Wien

Hotellerie weiter mit geringer Auslastung

Die Hotels in Wien waren auch im vergangenen April nur rudimentär ausgelastet. 76.000 Nächtigungen wurden verzeichnet. Stellt man einen Jahresvergleich an, ergibt sich sogar ein Plus von 163,4 %, da der April 2020 bereits in die Pandemiezeit fiel. Im Vergleich zu den Jahren davor ist das Minus jedoch groß.

Zieht man den vor Corona gemessenen Bestwert aus dem April 2019 heran, wurden heuer in diesem Monat gerade fünf Prozent der damaligen Nächtigungen (1,6 Mio.) erreicht. Der Jänner bis April brachte bisher insgesamt 294.000 Übernachtungen. Die Nettoumsätze der Beherbergungsbetriebe von Jänner bis März (April liegt noch nicht vor, Anm.) betrugen 18,7 Mio. Euro. Das ist ein Rückgang von 84,9 % zum Vorjahr.

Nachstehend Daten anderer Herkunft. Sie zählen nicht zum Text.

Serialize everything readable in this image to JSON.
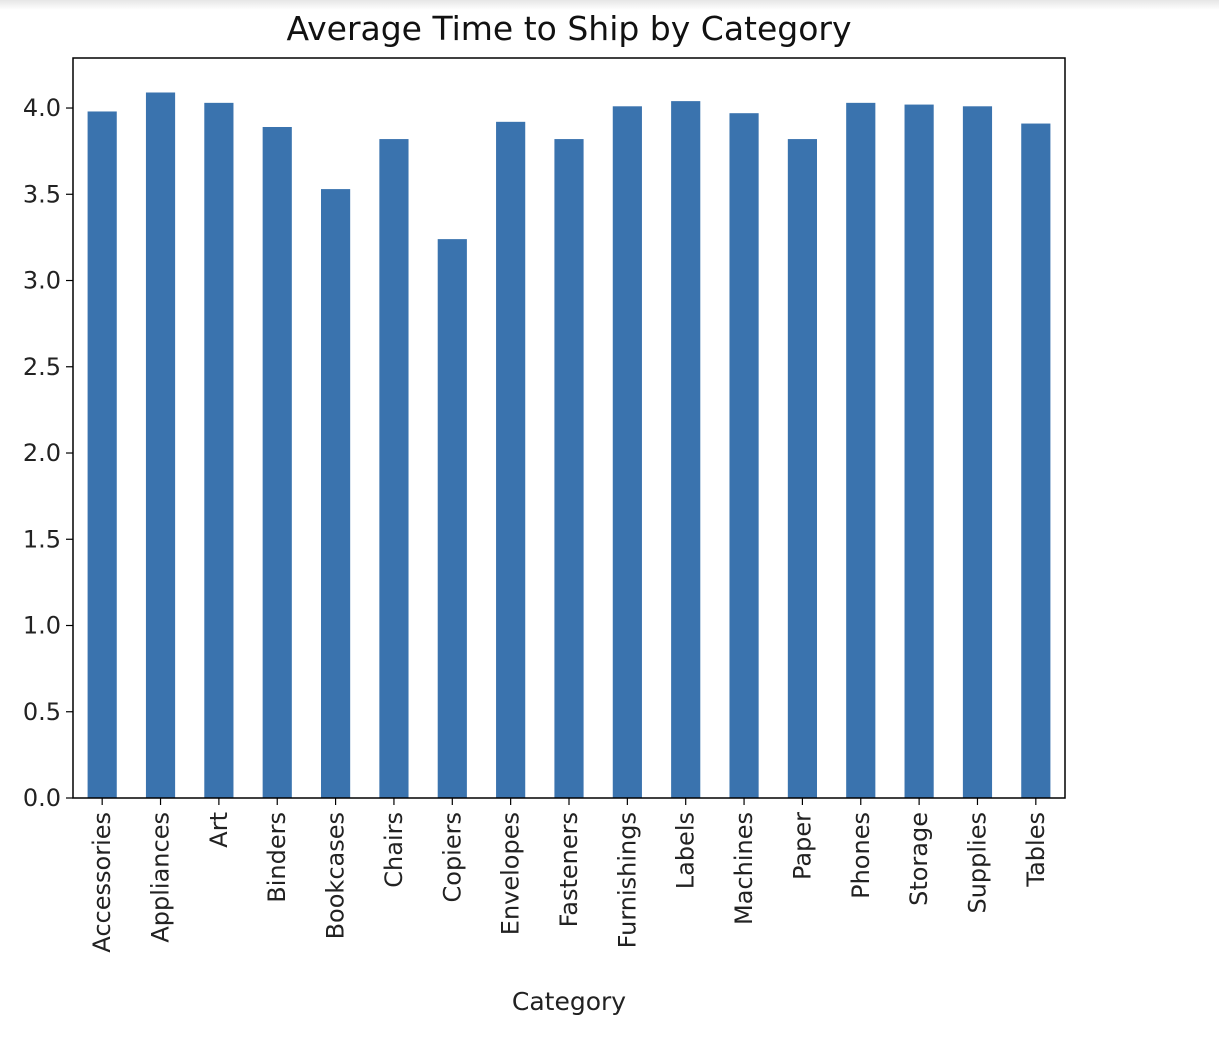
{
  "chart_data": {
    "type": "bar",
    "title": "Average Time to Ship by Category",
    "xlabel": "Category",
    "ylabel": "",
    "categories": [
      "Accessories",
      "Appliances",
      "Art",
      "Binders",
      "Bookcases",
      "Chairs",
      "Copiers",
      "Envelopes",
      "Fasteners",
      "Furnishings",
      "Labels",
      "Machines",
      "Paper",
      "Phones",
      "Storage",
      "Supplies",
      "Tables"
    ],
    "values": [
      3.98,
      4.09,
      4.03,
      3.89,
      3.53,
      3.82,
      3.24,
      3.92,
      3.82,
      4.01,
      4.04,
      3.97,
      3.82,
      4.03,
      4.02,
      4.01,
      3.91
    ],
    "ylim": [
      0,
      4.29
    ],
    "yticks": [
      0.0,
      0.5,
      1.0,
      1.5,
      2.0,
      2.5,
      3.0,
      3.5,
      4.0
    ],
    "ytick_labels": [
      "0.0",
      "0.5",
      "1.0",
      "1.5",
      "2.0",
      "2.5",
      "3.0",
      "3.5",
      "4.0"
    ],
    "bar_color": "#3a73ae",
    "grid": false,
    "legend": "none"
  }
}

Im April war neuerlich Österreich mit 39.000 Nächtigungen stärkster Herkunftsmarkt. Deutschland war mit rund 10.000 Nächtigungen zweitstärkste Nation sowie der einzige internationale Markt, der laut Wien-Tourismus einen fünfstelligen Wert verzeichnen konnte. Polen, Italien, die USA, die Schweiz, Großbritannien, Frankreich, Russland und Spanien komplettieren die Top-Ten-Liste, brachten im April in Summe aber gerade mal so viel Übernachtungen wie Deutschland.

Die durchschnittliche Auslastung der Hotelbetten betrug im April 5,9 %, jene der Zimmer rund acht Prozent. Insgesamt wurden in Wien im Vormonat rund 33.000 Hotelbetten angeboten - immerhin rund doppelt so viel wie im April 2020.